An impressive colony of ants has migrated into my kitchen. They’ve apparently had a very successful migration since a few days ago I was only noticing one or two ants foraging around my countertop looking for a crumb to take back to their starving queen and kids. Within a few days, these same ants were having an Ant Independence Day parade across my countertop and up my wall. Based on the flow of traffic, they’ve set up an impressive metropolitan area inside a box of off-brand Frosted Mini-Wheats. It’s crazy to think that just days ago, the charter members of the Kitchen Counter Ant Colony were living such a primitive existence on my kitchen countertops, completely exposed to the elements and the daily attack of the tsunami like force of my dishrag that would sweep them into that menacing black-hole of death (known to you and me as the garbage disposal).

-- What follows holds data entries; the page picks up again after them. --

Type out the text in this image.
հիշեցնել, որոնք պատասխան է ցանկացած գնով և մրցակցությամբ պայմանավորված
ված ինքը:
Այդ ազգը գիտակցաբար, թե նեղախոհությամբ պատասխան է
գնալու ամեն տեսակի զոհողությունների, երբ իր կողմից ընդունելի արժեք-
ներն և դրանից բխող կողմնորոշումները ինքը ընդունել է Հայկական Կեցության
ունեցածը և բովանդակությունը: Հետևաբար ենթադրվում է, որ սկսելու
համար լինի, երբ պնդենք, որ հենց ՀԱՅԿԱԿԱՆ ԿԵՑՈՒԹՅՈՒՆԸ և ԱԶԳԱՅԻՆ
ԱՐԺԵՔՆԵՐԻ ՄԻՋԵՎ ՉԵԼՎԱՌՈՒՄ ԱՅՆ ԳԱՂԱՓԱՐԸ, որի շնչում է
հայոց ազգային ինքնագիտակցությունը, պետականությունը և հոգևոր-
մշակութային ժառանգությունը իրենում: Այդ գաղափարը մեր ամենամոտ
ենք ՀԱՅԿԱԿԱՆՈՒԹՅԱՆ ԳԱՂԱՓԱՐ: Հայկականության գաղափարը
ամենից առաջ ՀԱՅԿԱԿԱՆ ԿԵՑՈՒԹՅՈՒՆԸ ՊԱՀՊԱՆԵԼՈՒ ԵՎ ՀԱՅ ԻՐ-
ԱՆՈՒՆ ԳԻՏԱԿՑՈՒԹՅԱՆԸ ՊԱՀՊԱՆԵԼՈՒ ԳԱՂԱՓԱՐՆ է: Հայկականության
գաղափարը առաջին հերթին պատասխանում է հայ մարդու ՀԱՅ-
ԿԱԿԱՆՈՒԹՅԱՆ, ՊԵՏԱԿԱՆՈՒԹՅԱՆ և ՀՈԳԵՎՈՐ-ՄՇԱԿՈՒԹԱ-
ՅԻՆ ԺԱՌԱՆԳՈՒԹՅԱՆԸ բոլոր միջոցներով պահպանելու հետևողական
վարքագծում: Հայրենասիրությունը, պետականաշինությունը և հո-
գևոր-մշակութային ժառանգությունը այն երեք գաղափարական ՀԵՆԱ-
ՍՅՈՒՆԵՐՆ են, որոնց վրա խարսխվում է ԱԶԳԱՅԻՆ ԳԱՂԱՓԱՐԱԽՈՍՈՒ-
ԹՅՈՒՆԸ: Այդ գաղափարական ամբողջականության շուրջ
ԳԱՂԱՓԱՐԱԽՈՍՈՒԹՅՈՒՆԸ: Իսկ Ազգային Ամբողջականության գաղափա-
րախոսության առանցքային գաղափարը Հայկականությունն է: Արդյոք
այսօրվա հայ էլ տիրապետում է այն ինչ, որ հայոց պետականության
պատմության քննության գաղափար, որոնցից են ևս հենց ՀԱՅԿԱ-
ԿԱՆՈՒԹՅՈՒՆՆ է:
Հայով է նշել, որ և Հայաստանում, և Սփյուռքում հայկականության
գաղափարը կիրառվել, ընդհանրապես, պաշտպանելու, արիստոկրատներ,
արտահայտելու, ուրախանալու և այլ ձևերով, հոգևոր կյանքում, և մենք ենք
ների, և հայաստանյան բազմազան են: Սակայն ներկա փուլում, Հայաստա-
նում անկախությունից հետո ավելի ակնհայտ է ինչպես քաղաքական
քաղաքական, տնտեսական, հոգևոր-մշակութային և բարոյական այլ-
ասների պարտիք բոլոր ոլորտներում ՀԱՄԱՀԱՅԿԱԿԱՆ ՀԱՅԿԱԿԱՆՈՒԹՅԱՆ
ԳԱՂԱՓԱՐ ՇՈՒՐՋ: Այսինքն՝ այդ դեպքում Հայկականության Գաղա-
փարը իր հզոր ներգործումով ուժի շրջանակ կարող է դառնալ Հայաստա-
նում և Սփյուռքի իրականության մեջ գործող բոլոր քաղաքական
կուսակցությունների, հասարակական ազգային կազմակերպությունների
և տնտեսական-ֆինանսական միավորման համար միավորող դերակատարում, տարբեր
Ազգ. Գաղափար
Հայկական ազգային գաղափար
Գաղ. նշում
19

Just like everything else in my life, I’ve managed to over-analyze this situation. And because I usually analyze things in the context of literature with literary devices, this situation has become an unfortunate moral dilemma for me. (And once again I’ve discovered a way that reading has completely destroyed my ability to function as a normal, contributing member of society). I know what I need to do. I understand the pragmatic solution to my ant infestation: extermination. Plain and simple. Kill them before they take over my entire kitchen, and threaten my quality of life. But because of my over-analytical literary approach to life, I can’t bring myself to do it. It’s all because of one pesky rhetorical device called personification.

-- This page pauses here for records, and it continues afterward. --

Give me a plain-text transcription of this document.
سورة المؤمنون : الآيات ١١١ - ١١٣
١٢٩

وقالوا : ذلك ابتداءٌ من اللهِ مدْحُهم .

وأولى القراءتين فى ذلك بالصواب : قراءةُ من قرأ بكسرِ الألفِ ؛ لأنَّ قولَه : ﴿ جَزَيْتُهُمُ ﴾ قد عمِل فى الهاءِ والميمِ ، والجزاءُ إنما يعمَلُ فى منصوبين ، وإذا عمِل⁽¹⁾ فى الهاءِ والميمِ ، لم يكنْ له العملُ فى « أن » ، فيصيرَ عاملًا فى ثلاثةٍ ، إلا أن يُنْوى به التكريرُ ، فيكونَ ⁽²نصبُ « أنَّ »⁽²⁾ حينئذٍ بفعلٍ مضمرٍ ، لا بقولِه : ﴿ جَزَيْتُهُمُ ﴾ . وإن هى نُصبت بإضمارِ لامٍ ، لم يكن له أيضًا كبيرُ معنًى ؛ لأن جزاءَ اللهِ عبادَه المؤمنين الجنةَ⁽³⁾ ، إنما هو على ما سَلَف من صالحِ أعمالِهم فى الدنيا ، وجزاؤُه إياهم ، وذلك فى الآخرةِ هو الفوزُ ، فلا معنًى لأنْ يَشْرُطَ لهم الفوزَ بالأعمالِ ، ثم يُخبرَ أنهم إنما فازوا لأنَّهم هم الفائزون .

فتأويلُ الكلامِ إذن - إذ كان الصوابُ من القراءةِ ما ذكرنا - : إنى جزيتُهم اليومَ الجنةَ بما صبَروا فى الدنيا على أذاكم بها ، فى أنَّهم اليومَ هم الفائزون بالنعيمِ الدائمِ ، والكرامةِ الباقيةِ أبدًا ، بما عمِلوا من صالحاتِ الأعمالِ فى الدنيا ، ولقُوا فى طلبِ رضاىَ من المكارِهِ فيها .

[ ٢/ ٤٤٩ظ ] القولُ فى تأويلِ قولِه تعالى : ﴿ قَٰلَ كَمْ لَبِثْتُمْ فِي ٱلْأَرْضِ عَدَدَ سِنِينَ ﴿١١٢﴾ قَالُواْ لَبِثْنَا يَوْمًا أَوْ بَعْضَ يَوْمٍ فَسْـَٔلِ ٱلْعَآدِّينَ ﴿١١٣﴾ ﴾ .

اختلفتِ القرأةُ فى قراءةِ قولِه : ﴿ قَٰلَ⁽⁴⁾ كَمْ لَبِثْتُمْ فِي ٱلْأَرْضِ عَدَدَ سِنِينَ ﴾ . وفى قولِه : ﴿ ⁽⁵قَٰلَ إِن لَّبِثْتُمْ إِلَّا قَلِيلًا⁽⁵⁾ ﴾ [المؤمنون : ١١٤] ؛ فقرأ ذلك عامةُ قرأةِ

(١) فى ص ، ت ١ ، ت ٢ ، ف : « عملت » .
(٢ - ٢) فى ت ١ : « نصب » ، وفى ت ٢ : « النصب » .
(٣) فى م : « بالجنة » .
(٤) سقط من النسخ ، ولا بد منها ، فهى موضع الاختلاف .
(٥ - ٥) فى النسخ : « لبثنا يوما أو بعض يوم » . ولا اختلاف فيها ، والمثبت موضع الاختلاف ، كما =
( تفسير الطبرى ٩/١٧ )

Just in case you don’t remember what personification is from your high school English teacher A.) shame on you, and B.) it’s when a writer gives human qualities to objects and things that are not human, and C.) shame on you again. So when I think about what I have to do to get rid of these ants, the literary device of personification steps in and makes me question my decision.

Suddenly I’m aware of the power that I have over these ants. I become some evil dictator willing to wage genocide on the subjects scavenging on the shores of my Kitchen Counter, and living in the mountainous caverns of the Land of Cereal on top of my refrigerator. Because I've personified these ants, the logical solution to my ant problem has become something all together evil. What I’m really considering is chemical warfare on an entire population of innocent beings just trying to make their own way and ensure a better future for their children.

If I do mix that brutal cocktail of boric acid and my sister-in-law’s delicious homemade strawberry preserves, how will I be able to sleep at night? I’ll be aware that at that exact moment the Kitchen Counter Ant Colony will be experiencing the greatest disaster in its history. It will be an ant apocalypse. I’ll know that the brave and self-sacrificing scout ants will carry the delicious jam back to their families and to their queen, excited by the treat they discovered on the Kitchen Counter Shores; they will be congratulating themselves and thanking Divine Providence for this blessing. By the time they make it back to their colony, they’ll be feeling a bit woozy, but they will probably attribute it to the delirium and excitement. They’ll share the delicious and poisonous jam with their loved ones, but before their little ant children can tell them how this is the best thing they’ve eaten since that night I made smores, the scout ants will fall stone dead into a cavernous, frosted mini-wheat. The other ants will tragically mourn this unexpected death, but since their brains are so small, they won’t be able to make the connection between the jam and the sickness. (Ants that are emotional eaters will be especially vulnerable to the acid jam at this point, as they begin to eat their tiny ant feelings). Within a few weeks, the entire ant population will have failed because of a horrible and cruel plague that I have complete power not to inflict...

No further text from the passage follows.